Following Episode 9.5, The Walking Dead: What Comes After (2018), Scott M. Gimple revealed a spin-off movie would be made. Andrew Lincoln will reprise his role of Rick Grimes and it will center around his encounter with the helicopter group who rescued him in the closing moments of his final episode of the television series. The first film in the planned trilogy, to premiere on AMC, will explore the "vast mythology" behind the community trading for "A" and "B" people and will be told from Rick's point of view.
In the comics, Morgan Jones dies in the Alexandria Safe Zone when a herd of walkers breaks down the walls and attacks survivors. This attack is foreshadowed in the Season 5 finale, The Walking Dead: Conquer (2015), where Morgan saves Daryl and Aaron from a mob of walkers coming out of cargo trucks. Later in the episode the wolves are seen leading the same walkers back into the trucks.
When Bob, Tyreese, Daryl and Michonne hear the Terminus broadcast message from the radio, it was eight days before Bob would make his way there and nine days before Daryl and Michonne would. Tyreese does not enter Terminus.
Basically, when recurring cast members are promoted to series regulars, their names are added after the original series regulars in the opening credits. However, this is is not the case of Norman Reedus and Lauren Cohan, who are credited before Chandler Riggs who had been a regular since the first season, up until his departure in season 8.

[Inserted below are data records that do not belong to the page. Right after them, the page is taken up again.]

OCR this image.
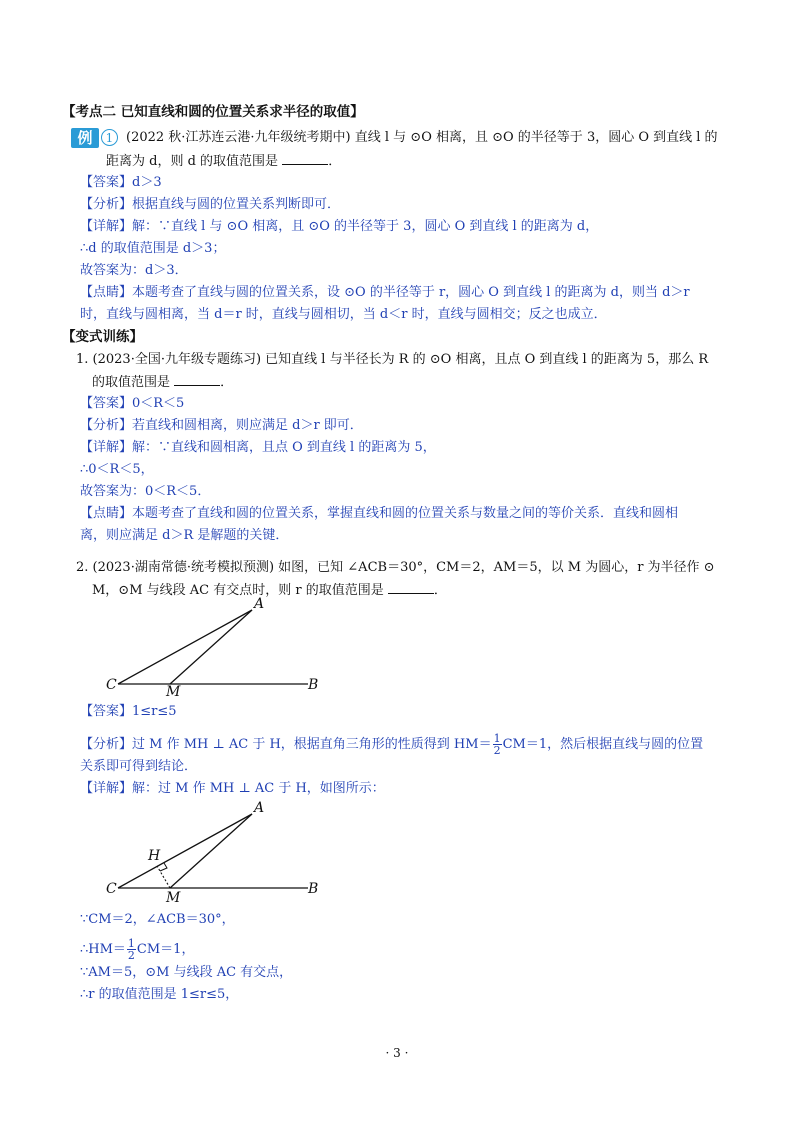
【考点二 已知直线和圆的位置关系求半径的取值】
例	1 (2022 秋·江苏连云港·九年级统考期中) 直线 l 与 ⊙O 相离，且 ⊙O 的半径等于 3，圆心 O 到直线 l 的
距离为 d，则 d 的取值范围是	．
【答案】d＞3
【分析】根据直线与圆的位置关系判断即可．
【详解】解：∵直线 l 与 ⊙O 相离，且 ⊙O 的半径等于 3，圆心 O 到直线 l 的距离为 d，
∴d 的取值范围是 d＞3；
故答案为：d＞3．
【点睛】本题考查了直线与圆的位置关系，设 ⊙O 的半径等于 r，圆心 O 到直线 l 的距离为 d，则当 d＞r
时，直线与圆相离，当 d＝r 时，直线与圆相切，当 d＜r 时，直线与圆相交；反之也成立．
【变式训练】
1. (2023·全国·九年级专题练习) 已知直线 l 与半径长为 R 的 ⊙O 相离，且点 O 到直线 l 的距离为 5，那么 R
的取值范围是	．
【答案】0＜R＜5
【分析】若直线和圆相离，则应满足 d＞r 即可．
【详解】解：∵直线和圆相离，且点 O 到直线 l 的距离为 5，
∴0＜R＜5，
故答案为：0＜R＜5．
【点睛】本题考查了直线和圆的位置关系，掌握直线和圆的位置关系与数量之间的等价关系．直线和圆相
离，则应满足 d＞R 是解题的关键．
2. (2023·湖南常德·统考模拟预测) 如图，已知 ∠ACB＝30°，CM＝2，AM＝5，以 M 为圆心，r 为半径作 ⊙
M，⊙M 与线段 AC 有交点时，则 r 的取值范围是	．
A
B
C	M
【答案】1≤r≤5
【分析】过 M 作 MH ⊥ AC 于 H，根据直角三角形的性质得到 $HM= \frac{1}{2} CM=1$，然后根据直线与圆的位置
关系即可得到结论．
【详解】解：过 M 作 MH ⊥ AC 于 H，如图所示：
A
B
C
M
H
∵CM＝2，∠ACB＝30°，
∴HM＝ $\frac{1}{2} CM=1$，
∵AM＝5，⊙M 与线段 AC 有交点，
∴r 的取值范围是 1≤r≤5，
· 3 ·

Scott Wilson, who played Hershel Greene, appeared in the television movie The Jack Bull (1999) as a character called "Governor." Coincidentally, he gets killed by The Governor (David Morrissey) in this show. Wilson also played a Governor in Young Guns II (1990), the role of the real-life Governor Lew Wallace, who promised to pardon Billy the Kid.
When Andrea shoots herself with Rick's revolver, you hear the empty brass casing hit the ground. But revolvers do not automatically eject the casing. However, this is a goof, and not a point of trivia.
At the end of the pilot episode, The Walking Dead: Days Gone Bye (2010), when Rick is in Atlanta, the tank in which he locks himself to get away from the walkers is a British Chieftain Mark 11 and not an American M1 Abrams, as would be assumed.
As of 2019, the Ninth Season features the most departures of Series Regular cast members as seven main characters left the show. These were Xander Berkeley (Gregory) who was killed off in the pilot, Andrew Lincoln (Rick), Lauren Cohan (Maggie) and Pollyanna McIntosh (Anne) who left the show followed the fifth episode, Tom Payne (Jesus) who was killed off in the eighth episode, and finally Alanna Masterson (Tara) and Katelyn Nacon (Enid) who were killed off in the fifteenth episode.
In the comics, Rick's right hand is chopped off by the Governer when he refuses to reveal the location of the prison, this never happens in the show but instead of Rick it is Merle who loses a right hand.
All of Carol's children are played by actual siblings. Sophia, who turns and is shot by Rick is played by Madison Lintz. Younger Henry is played by Macsen Lintz, and older Henry is played by Matt Lintz.